Modeling Dabrafenib Response Using Multi-Omics Modality Fusion and Protein Network Embeddings Based on Graph Convolutional Networks

Cancer cell response to targeted therapy arises from complex molecular interactions, making single omics insufficient for accurate prediction. This study develops a model to predict Dabrafenib sensitivity by integrating multiple omics layers (genomics, transcriptomics, proteomics, epigenomics, and metabolomics) with protein network embeddings generated using Graph Convolutional Networks (GCN). Each modality is encoded into low dimensional representations through neural network preprocessing. Protein interaction information from STRING is incorporated using GCN to capture biological topology. An attention based fusion mechanism assigns adaptive weights to each modality according to its relevance. Using GDSC cancer cell line data, the model shows that selective integration of two modalities, especially proteomics and transcriptomics, achieves the best test performance (R2 around 0.96), outperforming all single omics and full multimodal settings. Genomic and epigenomic data were less informative, while proteomic and transcriptomic layers provided stronger phenotypic signals related to MAPK inhibitor activity. These results show that attention guided multi omics fusion combined with GCN improves drug response prediction and reveals complementary molecular determinants of Dabrafenib sensitivity. The approach offers a promising computational framework for precision oncology and predictive modeling of targeted therapies.

💡 Research Summary

This study presents a novel computational framework for predicting cancer cell line sensitivity to the targeted therapy Dabrafenib by integrating multi-omics data with biological network information. Recognizing that drug response is a complex phenotype arising from interconnected molecular layers, the authors move beyond single-omics approaches. Their model simultaneously leverages genomics, transcriptomics, proteomics, epigenomics, and metabolomics data, and enriches this information with functional context derived from protein-protein interaction (PPI) networks.

The methodological pipeline is meticulously designed. First, each omics modality undergoes independent preprocessing and is transformed into a low-dimensional embedding via a dedicated neural network encoder. In parallel, a Graph Convolutional Network (GCN) is employed to learn embeddings from a PPI network constructed using STRING database data. The GCN step is crucial as it encodes the topological and functional relationships between proteins, providing a structured biological context that pure numerical omics features lack. The core innovation lies in the fusion stage: instead of simply concatenating all embeddings, an attention mechanism dynamically assigns importance weights to each modality (including the PPI embedding) based on its relevance to the prediction task. This allows the model to focus on the most informative data sources. The final fused representation is then used for two downstream tasks: regression of continuous IC50/AUC values and binary classification of sensitivity.

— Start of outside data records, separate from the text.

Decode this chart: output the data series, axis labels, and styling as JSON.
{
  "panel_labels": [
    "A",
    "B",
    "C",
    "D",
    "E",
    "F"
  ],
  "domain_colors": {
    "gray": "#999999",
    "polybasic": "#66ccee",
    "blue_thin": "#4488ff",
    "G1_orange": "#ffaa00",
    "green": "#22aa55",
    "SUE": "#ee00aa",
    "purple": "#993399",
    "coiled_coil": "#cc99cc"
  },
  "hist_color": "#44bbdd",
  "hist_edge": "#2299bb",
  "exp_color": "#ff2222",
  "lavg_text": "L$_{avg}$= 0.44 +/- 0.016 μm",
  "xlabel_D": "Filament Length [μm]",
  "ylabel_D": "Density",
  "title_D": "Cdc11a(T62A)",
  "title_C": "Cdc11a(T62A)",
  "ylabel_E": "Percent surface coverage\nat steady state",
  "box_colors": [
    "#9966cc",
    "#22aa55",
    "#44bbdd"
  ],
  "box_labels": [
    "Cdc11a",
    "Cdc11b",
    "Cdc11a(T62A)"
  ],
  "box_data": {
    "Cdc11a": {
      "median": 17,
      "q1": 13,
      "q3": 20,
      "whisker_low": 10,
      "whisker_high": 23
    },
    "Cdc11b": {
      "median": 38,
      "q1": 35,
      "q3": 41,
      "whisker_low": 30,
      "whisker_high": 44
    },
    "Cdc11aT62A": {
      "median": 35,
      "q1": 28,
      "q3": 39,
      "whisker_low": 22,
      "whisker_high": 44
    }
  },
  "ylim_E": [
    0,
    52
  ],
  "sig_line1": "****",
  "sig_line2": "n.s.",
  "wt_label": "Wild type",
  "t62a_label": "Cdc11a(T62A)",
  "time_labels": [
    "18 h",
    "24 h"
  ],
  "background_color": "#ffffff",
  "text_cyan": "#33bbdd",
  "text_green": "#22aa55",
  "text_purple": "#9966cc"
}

The evaluation, conducted using data from the GDSC resource, yielded compelling and somewhat counterintuitive results. The model’s performance was rigorously tested across all possible combinations of the five omics modalities and the PPI embedding. Strikingly, the best-performing configuration was not the model using all available data, but the selective integration of just two modalities: proteomics and transcriptomics. This combination achieved an exceptional test performance of R² ≈ 0.96 and a very low RMSE of 0.48, surpassing all single-omics models and every multi-omics model with three or more modalities. Among single modalities, proteomics alone showed the strongest predictive power (R² ≈ 0.75), followed by metabolomics. In stark contrast, genomics and epigenomics data alone provided almost no predictive value (R² near zero or negative). The PPI network embedding offered moderate predictive value on its own but acted as a complementary source of information when fused with proteomics or transcriptomics.

A key insight from the analysis is that adding more data modalities is not always beneficial. Many three-, four-, five-, and six-modality combinations showed significantly worse performance than the top two-modality model, indicating that indiscriminate integration can introduce noise, redundancy, and lead to overfitting. The success of the proteomics-transcriptomics pair is biologically interpretable. Dabrafenib is a BRAF inhibitor targeting the MAPK signaling pathway. Therefore, the actual abundance and activity state (e.g., phosphorylation) of proteins within this pathway (captured by proteomics) and the transcriptional response of related genes (captured by transcriptomics) are more direct determinants of cellular response than the static presence of a genomic mutation. The study computationally validates that phenotypic signals are strongest in these functional layers closest to cellular activity.

In conclusion, this research demonstrates that an attention-guided, selective fusion of high-value omics layers, combined with GCN-derived biological network embeddings, can dramatically improve the accuracy of drug response prediction. It provides a sophisticated framework that balances data integration with model focus, offering a promising path for computational models in precision oncology. Future work would benefit from validation on larger, independent cohorts and deeper biological interpretation of the attention weights and features driving the predictions.